Se non fosse stato per la voce, ora sarei lì con te.
Il mio sguardo cadde sulla custodia del violino appoggiata accanto alla libreria. Realizzai che era da mesi che non suonavo. Ma in quel momento farlo mi avrebbe fatto troppo male.
«Almeno mi rimani tu» mormorai al pettirosso che zampettava tra fogli stropicciati e vecchi compiti mai consegnati.
Mi sedetti, cercando di trovare un po' di concentrazione. Se volevo rimettermi in pari con il programma, avrei dovuto cominciare a studiare.
Rimpiansi di avere lasciato nel mio armadietto i libri di quel giorno. Almeno, però, avevo un enorme volume di fisica che non aspettava altro che essere letto.
Lo aprii con un sospiro, e dalle pagine sfilò via una piccola istantanea, che volò fino a terra, leggera come una piuma. A netto contrasto con i ricordi che conteneva.
C'eravamo io e Ector, insieme. Lui teneva una mano sulla mia spalla con fare protettivo, o possessivo, ma il mio sguardo era perso altrove. Era distratto, sfocato, come se non fossi sicura di quello che stessi facendo.
E, in fondo, era proprio così. Mi ero accorta solo dopo troppo tempo, che con lui non ero mai riuscita ad essere me stessa. Forse, perché lui non era mai riuscito a vedere oltre alla pelle di porcellana e alle labbra rosso sangue.
Io ero sempre stata la sua bambola, bella e inerme. Senza un pensiero. Senza sentimenti. Senza un cuore.
Presi la fotografia, accartocciandola tra le mani prima di lanciarla nel cestino.
Avrei voluto poter fare lo stesso anche con i miei ricordi.

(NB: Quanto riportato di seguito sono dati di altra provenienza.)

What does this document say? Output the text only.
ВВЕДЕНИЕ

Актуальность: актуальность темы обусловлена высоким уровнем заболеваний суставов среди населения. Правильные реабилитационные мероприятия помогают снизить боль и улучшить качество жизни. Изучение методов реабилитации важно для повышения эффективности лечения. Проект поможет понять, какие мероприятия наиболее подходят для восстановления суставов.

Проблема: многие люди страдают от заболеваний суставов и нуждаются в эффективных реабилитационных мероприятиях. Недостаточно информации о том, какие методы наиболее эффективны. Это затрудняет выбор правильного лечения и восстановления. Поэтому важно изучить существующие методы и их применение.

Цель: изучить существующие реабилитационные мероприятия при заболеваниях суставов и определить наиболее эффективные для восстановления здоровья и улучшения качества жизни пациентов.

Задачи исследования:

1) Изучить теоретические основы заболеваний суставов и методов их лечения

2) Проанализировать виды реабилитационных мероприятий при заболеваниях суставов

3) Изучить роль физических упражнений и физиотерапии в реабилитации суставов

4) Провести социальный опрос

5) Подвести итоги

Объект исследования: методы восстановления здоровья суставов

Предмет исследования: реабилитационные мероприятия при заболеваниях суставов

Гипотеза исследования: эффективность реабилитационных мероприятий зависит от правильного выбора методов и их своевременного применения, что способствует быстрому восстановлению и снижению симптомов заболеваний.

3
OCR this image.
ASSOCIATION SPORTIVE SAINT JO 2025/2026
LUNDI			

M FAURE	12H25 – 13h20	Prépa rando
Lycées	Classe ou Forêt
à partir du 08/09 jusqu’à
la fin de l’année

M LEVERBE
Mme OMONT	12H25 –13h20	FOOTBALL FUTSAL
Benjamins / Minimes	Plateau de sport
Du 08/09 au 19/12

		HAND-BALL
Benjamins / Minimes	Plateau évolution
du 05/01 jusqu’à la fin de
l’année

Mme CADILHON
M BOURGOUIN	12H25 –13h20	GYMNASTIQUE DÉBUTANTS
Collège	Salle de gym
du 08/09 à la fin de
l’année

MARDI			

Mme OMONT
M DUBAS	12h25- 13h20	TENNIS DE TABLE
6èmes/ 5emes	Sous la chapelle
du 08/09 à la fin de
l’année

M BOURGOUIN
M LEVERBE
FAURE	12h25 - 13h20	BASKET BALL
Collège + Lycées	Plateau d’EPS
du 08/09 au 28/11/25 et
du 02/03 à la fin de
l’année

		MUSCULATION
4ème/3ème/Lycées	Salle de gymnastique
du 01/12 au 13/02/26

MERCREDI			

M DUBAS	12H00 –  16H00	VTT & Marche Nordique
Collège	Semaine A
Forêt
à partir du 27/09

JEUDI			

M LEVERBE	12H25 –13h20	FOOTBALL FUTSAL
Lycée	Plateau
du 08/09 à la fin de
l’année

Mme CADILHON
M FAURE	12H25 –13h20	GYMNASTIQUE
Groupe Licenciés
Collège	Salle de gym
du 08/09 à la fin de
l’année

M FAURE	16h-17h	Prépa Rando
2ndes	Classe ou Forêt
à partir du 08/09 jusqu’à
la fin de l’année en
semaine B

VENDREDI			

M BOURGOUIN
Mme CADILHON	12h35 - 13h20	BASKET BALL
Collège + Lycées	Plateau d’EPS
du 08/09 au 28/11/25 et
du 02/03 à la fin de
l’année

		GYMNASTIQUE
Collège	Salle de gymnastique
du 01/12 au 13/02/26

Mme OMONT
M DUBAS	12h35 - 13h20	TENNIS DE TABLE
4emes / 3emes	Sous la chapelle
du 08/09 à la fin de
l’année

Ce n'erano così tanti da buttare che un'intera discarica non sarebbe bastata. Purtroppo, non era possibile.
I brutti momenti non sbiadiscono, non importa quanto a lungo cerchi di ignorarli, troveranno sempre il modo di raggiungerti, e riempire la tua anima di rovi. Sono i ricordi peggiori, quelli che più ci cambiano, che ci rendono ciò che siamo.
Non da tutti i veleni ci si può riprendere, avevano detto i dottori. Ma io avrei voluto rispondere loro che c'erano cose ben peggiori del veleno, dopo le quali ricominciare era impossibile.